The Flyers opened the scoring in the first period by breaking a string of power play failures. With Taylor Chorney in the penalty box for interference, Shayne Gostisbehere took a Claude Giroux feed at the top of the offensive zone and one-timed it past goalie Braden Holtby at the 5:51 mark for the 1-0 lead.

That was all for the scoring until early in the second period when Andrew MacDonald nearly duplicated Gostisberhere’s goal, taking a pass from Wayne Simmonds at the left point and rocketing a one-timer past Holtby 3:51 into the period for a 2-0 Flyers lead.

T.J. Oshie spoiled the shutout in the third period. In the third minute of the period. Oshie started the play by circling behind the Flyer net with the puck and kicking it out to Karl Alzner at the left point. Alzner moved it across to Matt Niskanen, who let loose with a shot at the Flyer net. The puck pinballed around in front, ending up back on Oshie’s stick to the right of goalie Michal Neuvirth. Oshie had time and space to flip a backhand over Neuvirth’s blocker, and it was 2-1, 2:38 into the period.
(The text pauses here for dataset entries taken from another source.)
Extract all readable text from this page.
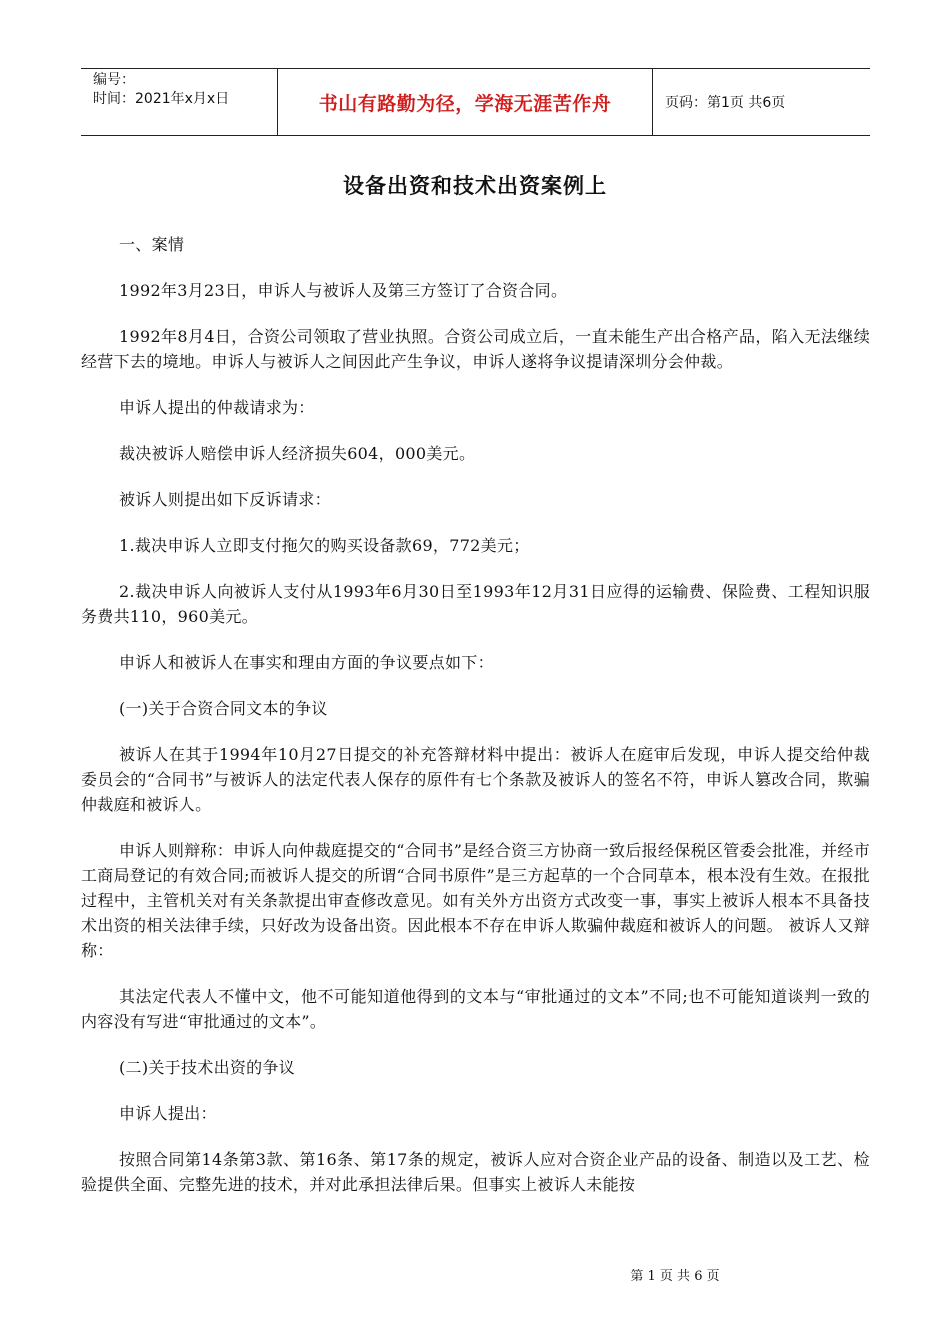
编号：
时间：2021年x月x日	书山有路勤为径，学海无涯苦作舟	页码：第1页 共6页
设备出资和技术出资案例上

一、案情

1992年3月23日，申诉人与被诉人及第三方签订了合资合同。

1992年8月4日，合资公司领取了营业执照。合资公司成立后，一直未能生产出合格产品，陷入无法继续经营下去的境地。申诉人与被诉人之间因此产生争议，申诉人遂将争议提请深圳分会仲裁。

申诉人提出的仲裁请求为：

裁决被诉人赔偿申诉人经济损失604，000美元。

被诉人则提出如下反诉请求：

1.裁决申诉人立即支付拖欠的购买设备款69，772美元；

2.裁决申诉人向被诉人支付从1993年6月30日至1993年12月31日应得的运输费、保险费、工程知识服务费共110，960美元。

申诉人和被诉人在事实和理由方面的争议要点如下：

(一)关于合资合同文本的争议

被诉人在其于1994年10月27日提交的补充答辩材料中提出：被诉人在庭审后发现，申诉人提交给仲裁委员会的“合同书”与被诉人的法定代表人保存的原件有七个条款及被诉人的签名不符，申诉人篡改合同，欺骗仲裁庭和被诉人。

申诉人则辩称：申诉人向仲裁庭提交的“合同书”是经合资三方协商一致后报经保税区管委会批准，并经市工商局登记的有效合同;而被诉人提交的所谓“合同书原件”是三方起草的一个合同草本，根本没有生效。在报批过程中，主管机关对有关条款提出审查修改意见。如有关外方出资方式改变一事，事实上被诉人根本不具备技术出资的相关法律手续，只好改为设备出资。因此根本不存在申诉人欺骗仲裁庭和被诉人的问题。 被诉人又辩称：

其法定代表人不懂中文，他不可能知道他得到的文本与“审批通过的文本”不同;也不可能知道谈判一致的内容没有写进“审批通过的文本”。

(二)关于技术出资的争议

申诉人提出：

按照合同第14条第3款、第16条、第17条的规定，被诉人应对合资企业产品的设备、制造以及工艺、检验提供全面、完整先进的技术，并对此承担法律后果。但事实上被诉人未能按

第 1 页 共 6 页
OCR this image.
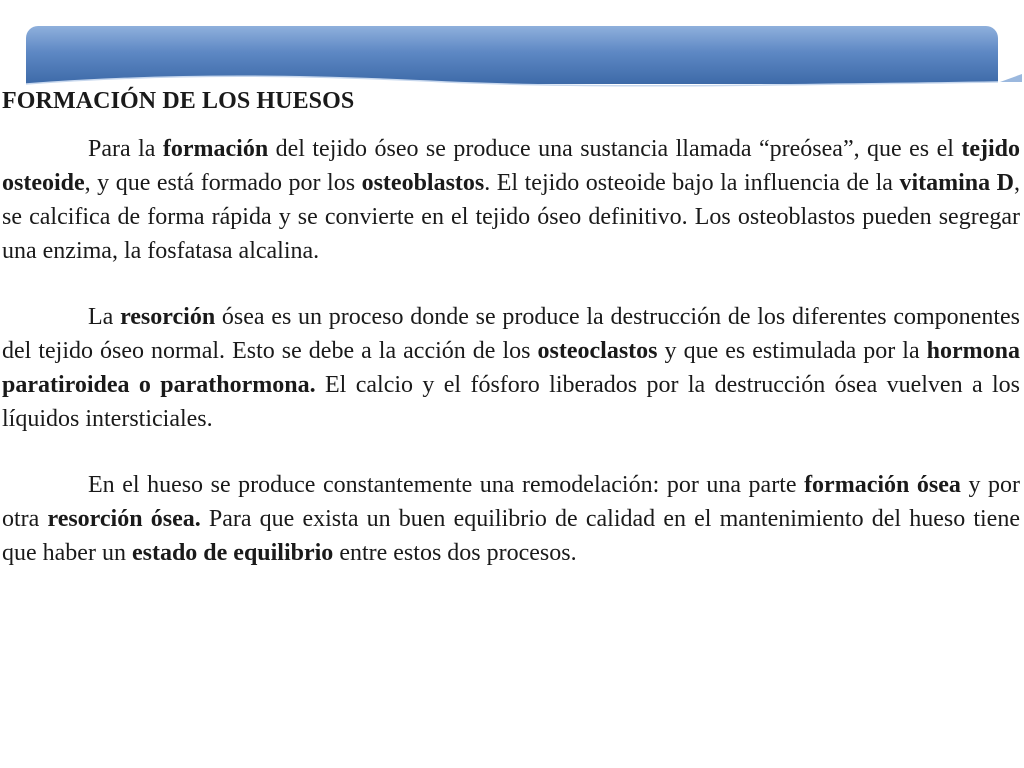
FORMACIÓN DE LOS HUESOS

Para la formación del tejido óseo se produce una sustancia llamada “preósea”, que es el tejido osteoide, y que está formado por los osteoblastos. El tejido osteoide bajo la influencia de la vitamina D, se calcifica de forma rápida y se convierte en el tejido óseo definitivo. Los osteoblastos pueden segregar una enzima, la fosfatasa alcalina.

La resorción ósea es un proceso donde se produce la destrucción de los diferentes componentes del tejido óseo normal. Esto se debe a la acción de los osteoclastos y que es estimulada por la hormona paratiroidea o parathormona. El calcio y el fósforo liberados por la destrucción ósea vuelven a los líquidos intersticiales.

En el hueso se produce constantemente una remodelación: por una parte formación ósea y por otra resorción ósea. Para que exista un buen equilibrio de calidad en el mantenimiento del hueso tiene que haber un estado de equilibrio entre estos dos procesos.
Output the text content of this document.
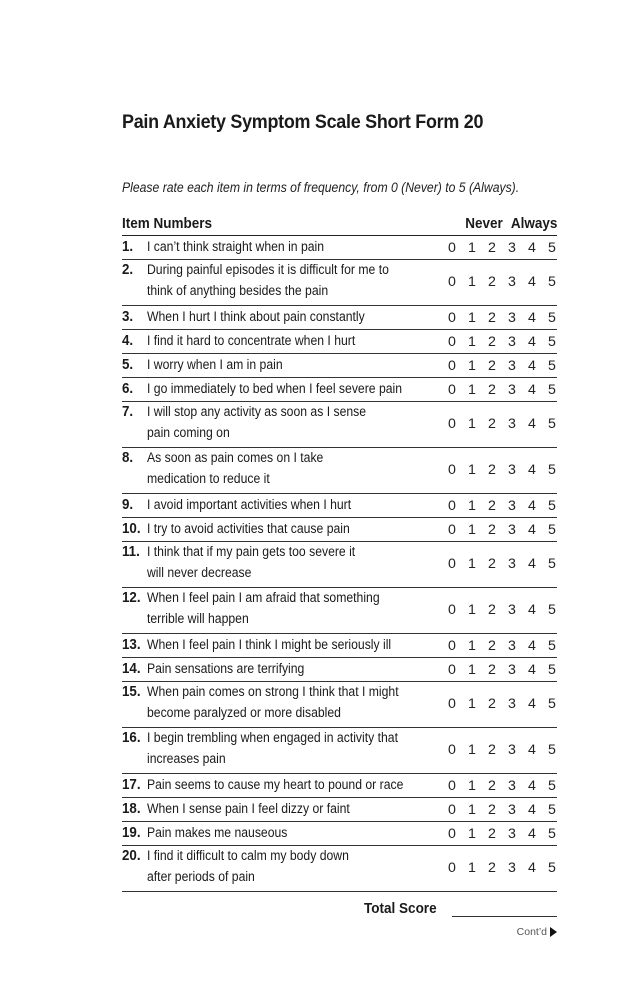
Pain Anxiety Symptom Scale Short Form 20
Please rate each item in terms of frequency, from 0 (Never) to 5 (Always).
Item Numbers	Never Always
1. I can’t think straight when in pain	0 1 2 3 4 5
2. During painful episodes it is difficult for me to
think of anything besides the pain
0 1 2 3 4 5
3. When I hurt I think about pain constantly	0 1 2 3 4 5
4. I find it hard to concentrate when I hurt	0 1 2 3 4 5
5. I worry when I am in pain	0 1 2 3 4 5
6. I go immediately to bed when I feel severe pain	0 1 2 3 4 5
7. I will stop any activity as soon as I sense
pain coming on
0 1 2 3 4 5
8. As soon as pain comes on I take
medication to reduce it
0 1 2 3 4 5
9. I avoid important activities when I hurt	0 1 2 3 4 5
10. I try to avoid activities that cause pain	0 1 2 3 4 5
11. I think that if my pain gets too severe it
will never decrease
0 1 2 3 4 5
12. When I feel pain I am afraid that something
terrible will happen
0 1 2 3 4 5
13. When I feel pain I think I might be seriously ill	0 1 2 3 4 5
14. Pain sensations are terrifying	0 1 2 3 4 5
15. When pain comes on strong I think that I might
become paralyzed or more disabled
0 1 2 3 4 5
16. I begin trembling when engaged in activity that
increases pain
0 1 2 3 4 5
17. Pain seems to cause my heart to pound or race	0 1 2 3 4 5
18. When I sense pain I feel dizzy or faint	0 1 2 3 4 5
19. Pain makes me nauseous	0 1 2 3 4 5
20. I find it difficult to calm my body down
after periods of pain
0 1 2 3 4 5
Total Score
Cont’d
That was as close as the Caps would get, though, as Neuvirth closed the door on any comeback hopes, the Flyers extending the series another game with the 2-1 win.

Other stuff…

-- It was the Caps’ turn to experience frustration over shots not going in. They out-shot the Flyers, 32-25, and they out-attempted Philadelphia by a 76-47 margin.

-- Jason Chimera and Karl Alzner were the only Capitals without a shot on goal.

-- The key might have been Philadelphia’s discipline. After giving the Capitals nine power plays on Monday night, the Flyers went shorthanded just twice on Wednesday, killing off both Washington power plays.

--  Then there was “Winning for Scott.”  Scott Laughton and John Carlson got tangled up going for a loose puck behind the Caps’ net late in the first period and the Flyers still nursing a 1-0 lead.  Laughton lost an edge and slid hard into the end boards, where he lay motionless.  And at that moment, if only for a moment, everyone was on the same team, hoping that Laughton was not seriously injured…

-- John Carlson’s string of games with a power play goal ended at three, and while he did not record a power play shot on goal, he did lead the team in shots on goal overall with five.

-- It was a comparatively quiet night for Alex Ovechkin, who managed just two shots on goal for the game (eight attempts, after getting 18 attempts in Game 3).

-- This was just the eighth time in 38 career playoff games that Braden Holtby faced 25 or fewer shots (he faced 25).  It was just his second loss in such games, the other coming in Game 1 of the Eastern Conference semi-finals against the New York Rangers in 2012, a 3-1 Capitals loss.

-- It was a reasonably even night up and down the roster for the Caps, ice time wise.  Mike Richards was the only Capital not to get ten minutes (9:42).

-- Richards led the team in credited hits with six.  Fourteen of the 18 skaters for the Caps were credited with at least one, which was also true for the Flyers.

-- Taylor Chorney filled in for the injured Brook Orpik, and he did not do badly in 12 minutes and change.  One shot on goal, two hits, two blocked shots.  Oh, there was that penalty that led to the Flyers’ first goal.

In the end…

Sweeping a postseason series is hard.  Teams that get this far are prideful, and the Flyers are certainly that.  They also had the incentive to sponge away the ghastly performance – that of themselves and some of their fans – on Monday night.  Still, the Caps won the possession battle, they played the Flyers even at 5-on-5, and they were in the game to the end.  If a Caps fan wants to hang their hat on that hook, it’s a pretty sturdy one.  This loss could be – perhaps should be – just a speed bump in this series.  On the other hand, Caps fans might now have that odd feeling in the pit of their stomach about what Friday represents.  “Game 5” has often been a pivotal one, either to close a series (they have won a playoff series in five games three times in franchise history) or as a stop on the way to a seven game series.  If this team is truly different from their predecessors, there will be handshakes on the ice Friday night.